FY 2014 Hospice Proposed Wage Index Rule
CMS has published the proposed rule for the Medicare Program; FY 2014 Hospice Wage Index and Payment Rate Update. Some of the critical components in the proposed rule include:
- Hospices serving Medicare beneficiaries - would see an estimated increase of 1.1 percent or $180 million increase in payments;
- Trends in hospice utilization:
- The number of Medicare beneficiaries has increased from 513,00 in FY 2000 to over 1.3 million in FY 2012
- Expenditures have risen from $2.9 billion in 2000 to $14.7 billion in FY 2012
- Expenditures increase is partially due to an increase in lifetime length of stay from 54 days in 2000 to 86 days in FY 2010;
- Coding - seeking comments on clarifying appropriate coding in hospice claims- policy has been to follow ICD-9 coding guidelines.

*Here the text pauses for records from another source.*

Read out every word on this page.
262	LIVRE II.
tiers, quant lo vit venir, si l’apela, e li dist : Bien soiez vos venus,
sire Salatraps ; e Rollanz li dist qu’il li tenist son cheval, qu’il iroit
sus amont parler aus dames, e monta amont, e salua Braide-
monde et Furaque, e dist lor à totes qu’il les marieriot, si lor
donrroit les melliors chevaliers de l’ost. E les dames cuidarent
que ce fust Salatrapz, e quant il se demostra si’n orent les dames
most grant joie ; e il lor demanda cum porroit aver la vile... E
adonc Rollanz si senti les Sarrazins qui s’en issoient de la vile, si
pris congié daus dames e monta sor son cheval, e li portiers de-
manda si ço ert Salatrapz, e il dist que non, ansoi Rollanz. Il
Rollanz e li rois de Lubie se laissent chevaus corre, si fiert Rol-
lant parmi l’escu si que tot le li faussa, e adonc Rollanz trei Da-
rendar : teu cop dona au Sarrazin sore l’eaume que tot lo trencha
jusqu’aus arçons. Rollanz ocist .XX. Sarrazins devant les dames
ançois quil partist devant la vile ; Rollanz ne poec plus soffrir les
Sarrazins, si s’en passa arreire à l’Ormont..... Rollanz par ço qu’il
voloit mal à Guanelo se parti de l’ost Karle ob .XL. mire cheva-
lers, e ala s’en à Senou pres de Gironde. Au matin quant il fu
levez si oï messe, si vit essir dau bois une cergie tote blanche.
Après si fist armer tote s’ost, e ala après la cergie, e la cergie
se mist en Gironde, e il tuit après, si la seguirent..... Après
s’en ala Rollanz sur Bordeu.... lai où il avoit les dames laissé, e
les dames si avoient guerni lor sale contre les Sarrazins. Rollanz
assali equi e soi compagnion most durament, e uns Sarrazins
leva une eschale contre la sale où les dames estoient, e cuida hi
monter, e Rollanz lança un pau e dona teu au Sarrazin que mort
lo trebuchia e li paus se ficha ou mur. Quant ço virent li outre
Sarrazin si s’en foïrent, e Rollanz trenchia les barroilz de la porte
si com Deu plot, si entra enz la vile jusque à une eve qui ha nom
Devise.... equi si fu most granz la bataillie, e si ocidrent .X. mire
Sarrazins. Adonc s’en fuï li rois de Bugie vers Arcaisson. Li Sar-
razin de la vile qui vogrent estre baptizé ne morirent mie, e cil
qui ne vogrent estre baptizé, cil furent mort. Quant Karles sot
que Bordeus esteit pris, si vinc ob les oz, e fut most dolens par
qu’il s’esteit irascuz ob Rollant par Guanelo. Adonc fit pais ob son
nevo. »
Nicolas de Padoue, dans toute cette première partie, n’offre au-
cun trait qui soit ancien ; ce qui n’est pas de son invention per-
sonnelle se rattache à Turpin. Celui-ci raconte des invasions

CMS has clarified providers should not use certain non-specific diagnoses, symptom-classified diagnoses, such as “debility” or “adult failure to thrive.” In FY 2012 these diagnoses were in the top five claims-reported hospice diagnoses. Hospices should code the principal diagnosis using the underlying condition that is the main focus of the patient’s care. CMS again is asking for this information to get a better understanding of who is the hospice patient. Choose the diagnosis “most contributory” to the terminal illness. Claims with this diagnosis of “debility” or “adult failure to thrive” will not be paid and will be returned to the provider;
- Implementation of HIS – CMS is proposing a standardized patient-level data collection instrument called Hospice Item Set (HIS). Proposing to implement July 1, 2014. Data collection to include information on seven new quality measures. Hospices who fail to report quality data via the HIS system in 2014 will have a two percent market basket reduction for FY 2016;
- Implementation of Hospice Experience of Care survey – Hospice CAPHS;
- Payment reform - provides a U-shaped model of resource use which MedPAC has proposed to CMS to use. This would provide an increase in payment at the beginning and at the end of the episode of care, with a reduction in the middle of the episode. Could include a short-stay add-on payment;
- Not recommending at this time a site of service adjustment for hospice patients in nursing facilities - this is under review based on the growth in number of hospice patients in nursing homes, higher number of aide time when compared to a hospice patient at home, overlap in aide services and supplies and examining greater efficiencies; and
- Quality reporting requirements - failure to meet quality reporting requirements will result in a two percent reduction to their market basket update beginning in FY 2014. For FY 2014, the data collection included the QAPI structural measure and NQF #0209 - pain measures. CMS is proposing to discontinue these measures after FY 2014 data collection year.